Wasserman, the former Maryland secretary of health and mental hygiene and School of Medicine graduate, asserted that animals should only be used when there are no viable alternative methods.

“My first concern is the science. And the science, when I testified [before Congress] was that there are not medically necessary research arguments for the continued use of chimpanzees in research, there are no medical arguments for the continued use of rodents in toxicology research and in cosmetics research in product development. Once you pass that threshold, that there are alternative research models not involving animals, then you go to the next level which is the Hippocratic Oath, which says do no harm, and that do no harm, I believe, extends not only to human life, but to other sentient beings as well,” Wasserman said.

Hopkins has also drawn sharp criticism for refusing to sign a pledge from the Humane Society that it will not harm any animals.

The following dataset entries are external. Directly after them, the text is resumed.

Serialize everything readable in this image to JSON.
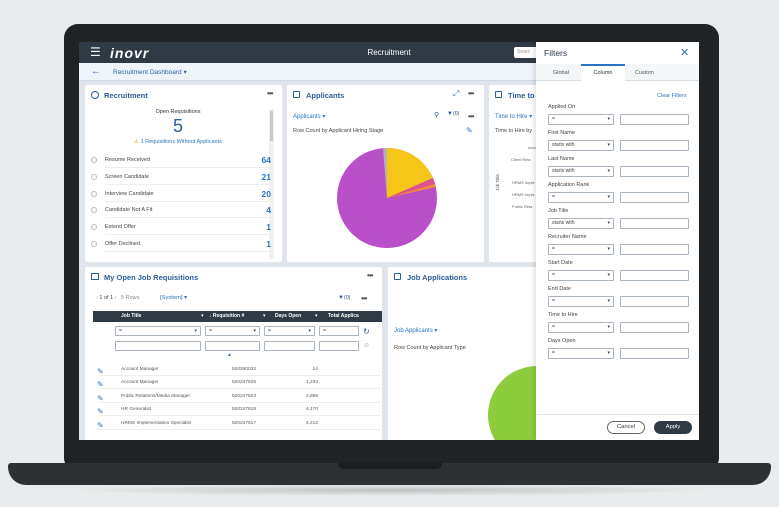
{
  "app": {
    "title": "Recruitment",
    "logo": "inovr",
    "menu_icon": "☰",
    "search_placeholder": "Searc"
  },
  "subnav": {
    "back_icon": "←",
    "dashboard_label": "Recruitment Dashboard ▾"
  },
  "recruitment_card": {
    "title": "Recruitment",
    "open_req_label": "Open Requisitions",
    "open_req_value": "5",
    "warning_text": "1 Requisitions Without Applicants",
    "stats": [
      {
        "label": "Resume Received",
        "value": "64"
      },
      {
        "label": "Screen Candidate",
        "value": "21"
      },
      {
        "label": "Interview Candidate",
        "value": "20"
      },
      {
        "label": "Candidate Not A Fit",
        "value": "4"
      },
      {
        "label": "Extend Offer",
        "value": "1"
      },
      {
        "label": "Offer Declined",
        "value": "1"
      }
    ]
  },
  "applicants_card": {
    "title": "Applicants",
    "dropdown": "Applicants ▾",
    "filter_count": "(0)",
    "subtitle": "Row Count by Applicant Hiring Stage",
    "pie_colors": [
      "#b94fc9",
      "#f5c518",
      "#e0528c",
      "#f08a3c",
      "#b3b3b3"
    ]
  },
  "time_to_hire_card": {
    "title": "Time to H",
    "dropdown": "Time to Hire ▾",
    "subtitle": "Time to Hire by",
    "axis_label": "Job Title",
    "cut_labels": [
      "Acco",
      "Client Rela",
      "HRMS Imple",
      "HRMS Imple",
      "Public Rela"
    ]
  },
  "job_req_card": {
    "title": "My Open Job Requisitions",
    "pager": "1 of 1",
    "rows_label": "5 Rows",
    "view": "[System] ▾",
    "filter_count": "(0)",
    "columns": [
      "Job Title",
      "↓ Requisition #",
      "Days Open",
      "Total Applica"
    ],
    "filter_default": "=",
    "rows": [
      {
        "job": "Account Manager",
        "req": "520260032",
        "days": "14"
      },
      {
        "job": "Account Manager",
        "req": "520247625",
        "days": "1,233"
      },
      {
        "job": "Public Relations/Media Manager",
        "req": "520247623",
        "days": "2,896"
      },
      {
        "job": "HR Generalist",
        "req": "520247618",
        "days": "4,170"
      },
      {
        "job": "HRMS Implementation Specialist",
        "req": "520247617",
        "days": "4,212"
      }
    ]
  },
  "job_apps_card": {
    "title": "Job Applications",
    "dropdown": "Job Applicants ▾",
    "subtitle": "Row Count by Applicant Type"
  },
  "filters": {
    "title": "Filters",
    "tabs": [
      "Global",
      "Column",
      "Custom"
    ],
    "active_tab": "Column",
    "clear": "Clear Filters",
    "fields": [
      {
        "label": "Applied On",
        "op": "="
      },
      {
        "label": "First Name",
        "op": "starts with"
      },
      {
        "label": "Last Name",
        "op": "starts with"
      },
      {
        "label": "Application Rank",
        "op": "="
      },
      {
        "label": "Job Title",
        "op": "starts with"
      },
      {
        "label": "Recruiter Name",
        "op": "="
      },
      {
        "label": "Start Date",
        "op": "="
      },
      {
        "label": "End Date",
        "op": "="
      },
      {
        "label": "Time to Hire",
        "op": "="
      },
      {
        "label": "Days Open",
        "op": "="
      }
    ],
    "cancel": "Cancel",
    "apply": "Apply"
  }
}
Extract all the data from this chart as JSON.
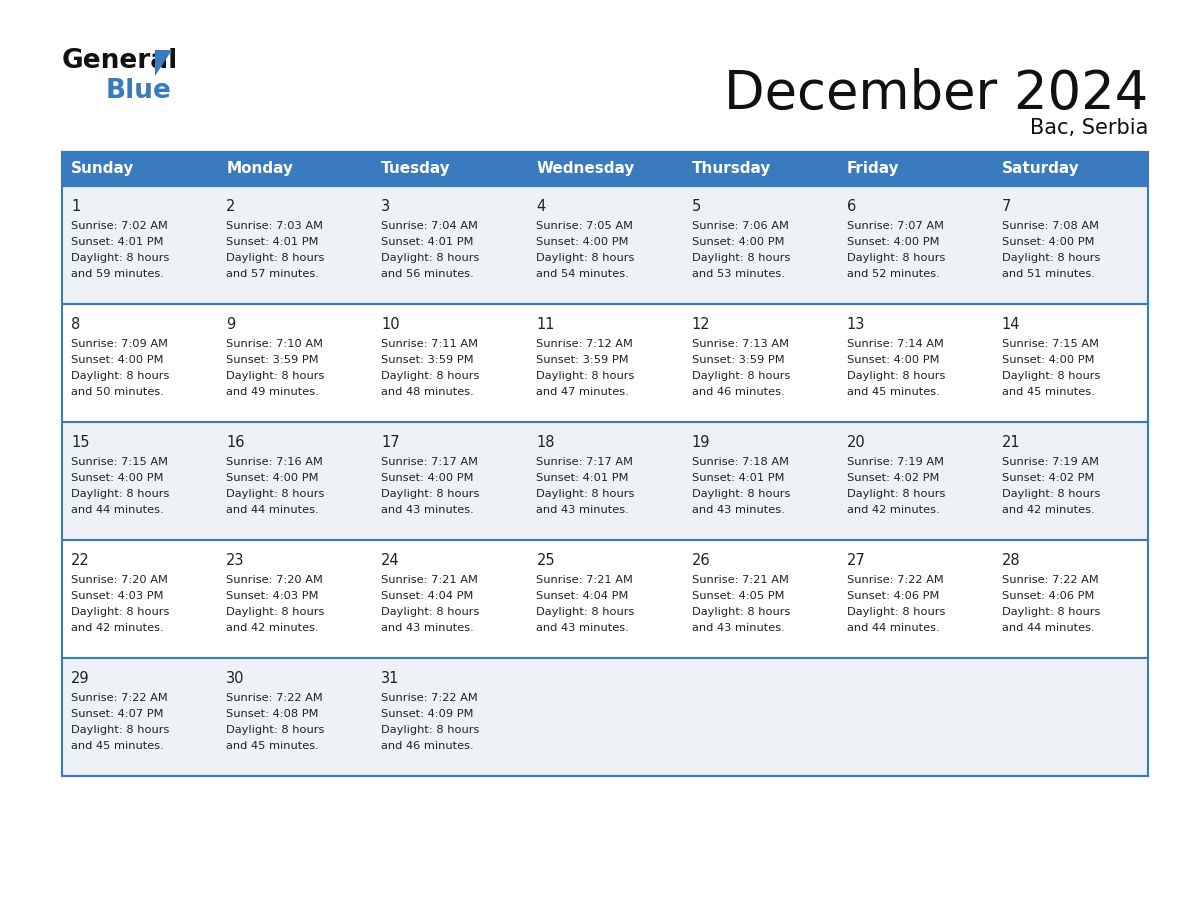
{
  "title": "December 2024",
  "subtitle": "Bac, Serbia",
  "days_of_week": [
    "Sunday",
    "Monday",
    "Tuesday",
    "Wednesday",
    "Thursday",
    "Friday",
    "Saturday"
  ],
  "header_bg": "#3a7bbf",
  "header_text": "#ffffff",
  "row_bg_even": "#eef2f7",
  "row_bg_odd": "#ffffff",
  "border_color": "#3a7bbf",
  "cell_border_color": "#aaaaaa",
  "text_color": "#222222",
  "calendar_data": [
    [
      {
        "day": 1,
        "sunrise": "7:02 AM",
        "sunset": "4:01 PM",
        "daylight": "8 hours and 59 minutes"
      },
      {
        "day": 2,
        "sunrise": "7:03 AM",
        "sunset": "4:01 PM",
        "daylight": "8 hours and 57 minutes"
      },
      {
        "day": 3,
        "sunrise": "7:04 AM",
        "sunset": "4:01 PM",
        "daylight": "8 hours and 56 minutes"
      },
      {
        "day": 4,
        "sunrise": "7:05 AM",
        "sunset": "4:00 PM",
        "daylight": "8 hours and 54 minutes"
      },
      {
        "day": 5,
        "sunrise": "7:06 AM",
        "sunset": "4:00 PM",
        "daylight": "8 hours and 53 minutes"
      },
      {
        "day": 6,
        "sunrise": "7:07 AM",
        "sunset": "4:00 PM",
        "daylight": "8 hours and 52 minutes"
      },
      {
        "day": 7,
        "sunrise": "7:08 AM",
        "sunset": "4:00 PM",
        "daylight": "8 hours and 51 minutes"
      }
    ],
    [
      {
        "day": 8,
        "sunrise": "7:09 AM",
        "sunset": "4:00 PM",
        "daylight": "8 hours and 50 minutes"
      },
      {
        "day": 9,
        "sunrise": "7:10 AM",
        "sunset": "3:59 PM",
        "daylight": "8 hours and 49 minutes"
      },
      {
        "day": 10,
        "sunrise": "7:11 AM",
        "sunset": "3:59 PM",
        "daylight": "8 hours and 48 minutes"
      },
      {
        "day": 11,
        "sunrise": "7:12 AM",
        "sunset": "3:59 PM",
        "daylight": "8 hours and 47 minutes"
      },
      {
        "day": 12,
        "sunrise": "7:13 AM",
        "sunset": "3:59 PM",
        "daylight": "8 hours and 46 minutes"
      },
      {
        "day": 13,
        "sunrise": "7:14 AM",
        "sunset": "4:00 PM",
        "daylight": "8 hours and 45 minutes"
      },
      {
        "day": 14,
        "sunrise": "7:15 AM",
        "sunset": "4:00 PM",
        "daylight": "8 hours and 45 minutes"
      }
    ],
    [
      {
        "day": 15,
        "sunrise": "7:15 AM",
        "sunset": "4:00 PM",
        "daylight": "8 hours and 44 minutes"
      },
      {
        "day": 16,
        "sunrise": "7:16 AM",
        "sunset": "4:00 PM",
        "daylight": "8 hours and 44 minutes"
      },
      {
        "day": 17,
        "sunrise": "7:17 AM",
        "sunset": "4:00 PM",
        "daylight": "8 hours and 43 minutes"
      },
      {
        "day": 18,
        "sunrise": "7:17 AM",
        "sunset": "4:01 PM",
        "daylight": "8 hours and 43 minutes"
      },
      {
        "day": 19,
        "sunrise": "7:18 AM",
        "sunset": "4:01 PM",
        "daylight": "8 hours and 43 minutes"
      },
      {
        "day": 20,
        "sunrise": "7:19 AM",
        "sunset": "4:02 PM",
        "daylight": "8 hours and 42 minutes"
      },
      {
        "day": 21,
        "sunrise": "7:19 AM",
        "sunset": "4:02 PM",
        "daylight": "8 hours and 42 minutes"
      }
    ],
    [
      {
        "day": 22,
        "sunrise": "7:20 AM",
        "sunset": "4:03 PM",
        "daylight": "8 hours and 42 minutes"
      },
      {
        "day": 23,
        "sunrise": "7:20 AM",
        "sunset": "4:03 PM",
        "daylight": "8 hours and 42 minutes"
      },
      {
        "day": 24,
        "sunrise": "7:21 AM",
        "sunset": "4:04 PM",
        "daylight": "8 hours and 43 minutes"
      },
      {
        "day": 25,
        "sunrise": "7:21 AM",
        "sunset": "4:04 PM",
        "daylight": "8 hours and 43 minutes"
      },
      {
        "day": 26,
        "sunrise": "7:21 AM",
        "sunset": "4:05 PM",
        "daylight": "8 hours and 43 minutes"
      },
      {
        "day": 27,
        "sunrise": "7:22 AM",
        "sunset": "4:06 PM",
        "daylight": "8 hours and 44 minutes"
      },
      {
        "day": 28,
        "sunrise": "7:22 AM",
        "sunset": "4:06 PM",
        "daylight": "8 hours and 44 minutes"
      }
    ],
    [
      {
        "day": 29,
        "sunrise": "7:22 AM",
        "sunset": "4:07 PM",
        "daylight": "8 hours and 45 minutes"
      },
      {
        "day": 30,
        "sunrise": "7:22 AM",
        "sunset": "4:08 PM",
        "daylight": "8 hours and 45 minutes"
      },
      {
        "day": 31,
        "sunrise": "7:22 AM",
        "sunset": "4:09 PM",
        "daylight": "8 hours and 46 minutes"
      },
      null,
      null,
      null,
      null
    ]
  ]
}
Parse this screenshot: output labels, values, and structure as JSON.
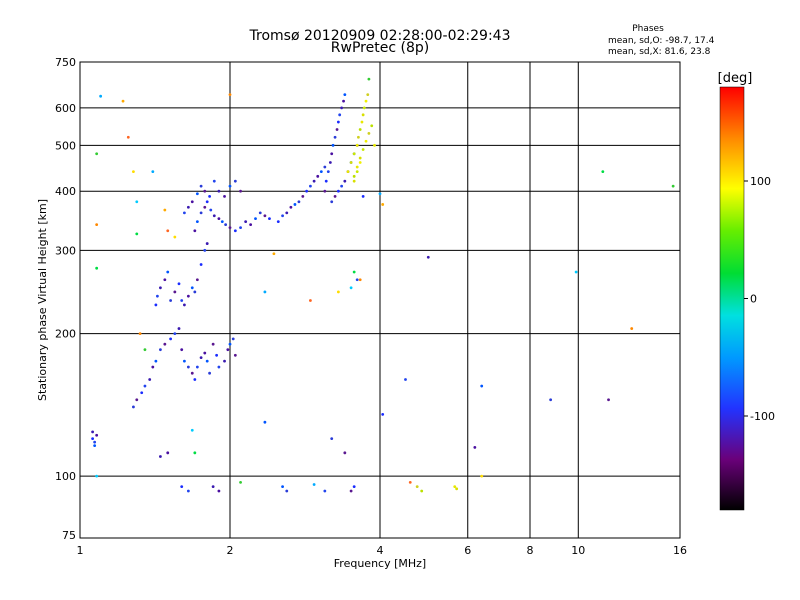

“You may have heard for example that the Humane Society of the United States would like all institutions like us to sign a pledge that no animal would feel any pain, and we’ve refused to sign that for example. So you say ‘Well, why not?’ Well, part of what some people here study [is] pain. And you can’t very well study pain if there’s not gonna be some stimulus that provides something that looks like pain. So we’re very careful; it’s not that this institution isn’t attuned to all these things. We’re just not going to [sign it]. I mean, politically expedient? Sure. We sign that, it would make us look great. Just like not signing it, they can use that against us by saying ‘Well look, Hopkins didn’t sign this.’ But we do it because we are here to study human health issues, and pain, for example, is a big issue. And you can’t study it if you [sign the pledge]. If you sign something that says you’re not gonna do something, then you can’t go ahead and do it,” Adams said.

While both sides agree that their preferred methods would involve no harm to animals, some contend that the current landscape unduly violates the welfare of the animals.

Pippin, a former animal laboratory researcher himself, said that the animals used in laboratories undergo immense discomfort.

“This is hell for animals in laboratories,” he said.

 

Editor's Note: This is the full version of this article. The article was truncated for our print edition.